At the heart of open data is the idea that when information is provided in a structured form, freely accessible, and with permission granted for anyone to re-use it, latent social and economic value within it can be unlocked.

Privacy positions assert the right of individuals to control their information and data, and data about them, and to have protection from harms that might occur through exploitation of their data.

Artificial intelligence is a field of computing concerned with equipping machines with the ability to perform tasks that many previously have required human intelligence, including recognising patterns, making judgements, and extracting and analysing semi-structured information.

Around each of these concepts vibrant (and broad based) communities exist: advocating respectively for policy to focus on openness, privacy and the transformative use of AI. At first glance, there seem to be some tensions here: openness may be cast as the opposite of privacy; or the control sought in privacy as starving artificial intelligence models of the data they could use for social good. The possibility within AI of extracting signals from messy records might appear to negate the need to construct structured public data, and as data-hungry AI draws increasingly upon proprietary data sources, the openness of data on which decisions are made may be undermined.
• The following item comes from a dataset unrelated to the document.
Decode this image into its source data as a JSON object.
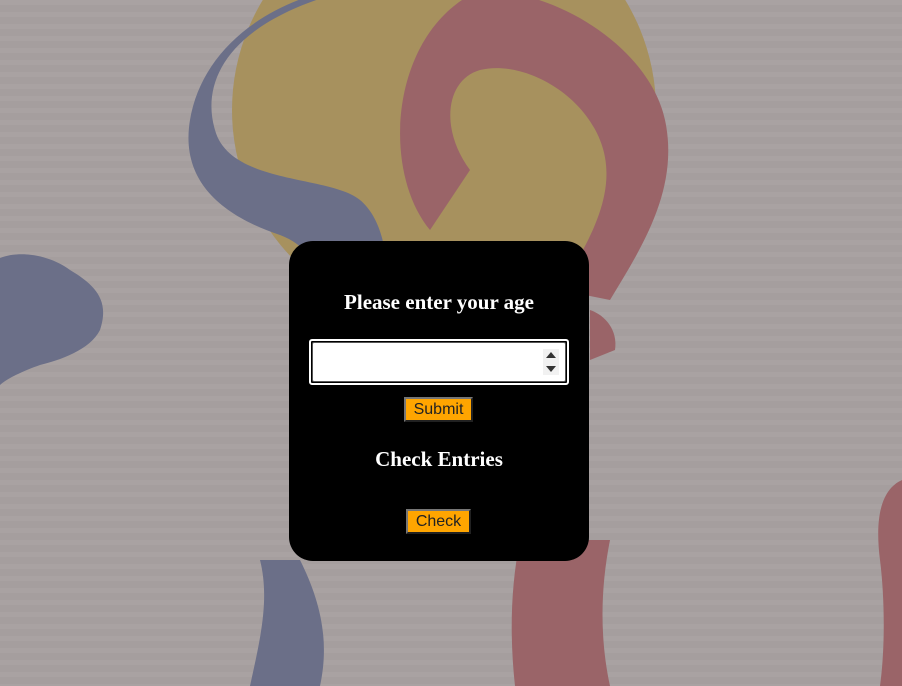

At some points these tensions are real. But if we dig beneath surface level oppositions, we may find arguments that unite progressive segments of each distinct community – and that can add up to a more coherent contemporary narrative around data in society.

This was the focus of a panel I took part in at RightsCon in Toronto last week, curated by Laura Bacon of Omidyar Network, and discussing with Carlos Affonso Souza (ITS Rio) and Frederike Kaltheuner (Privacy International) – and the first in a series of panels due to take place over this year at a number of events. In this post I’ll reflect on five themes that emerged both from our panel discussion, and more widely from discussions I had at RightsCon. These remarks are early fragments, rather than complete notes, and I’m hoping that a number may be unpacked further in the upcoming panels.

The historic connection of open data and AI

The current ‘age of artificial intelligence’ is only the latest in a series of waves of attention the concept has had over the years. In this wave, the emphasis is firmly upon the analysis of large collections of data, predominantly proprietary data flows. But it is notable that a key thread in advocacy for open government data in the late 2000s came from Artificial Intelligence and semantic web researchers such as Prof. Nigel Shadbolt, whose Advanced Knowledge Technologies (AKT) programme was involved in many early re-use projects with UK public data, and Prof. Jim Hendler at TWC. Whilst I’m not aware of any empirical work that explores the extent to which open government data has gone on to feed into machine-learning models, in terms of bootstrapping data-hungry research, there is a connection here to be explored.

There also an argument to be made that open data advocacy, implementation and experiences over the last ten years have played an important role in contributing to growing public understandings of data, and in embedding cultural norms around seeking access to the raw data underlying decisions. Without the last decade of action on open data, we might be encountering public sector AI based purely on proprietary models, as opposed to now navigating a mixed ecology of public and private AI.

(Some) open data is getting personal

Its not uncommon to hear open data advocates state that open data only covers ‘non-personal data’. It’s certainly true that many of the datasets sought through open data policy, such as bus timetables, school rankings, national maps, weather reports and farming statistics don’t contain an personally identifying information (PII). Yet, whilst we should be able to mark a sizable teritory of the open data landscape as free from privacy concerns, there are increasingly blurred lines at points where ‘public data’ is also ‘personal data’.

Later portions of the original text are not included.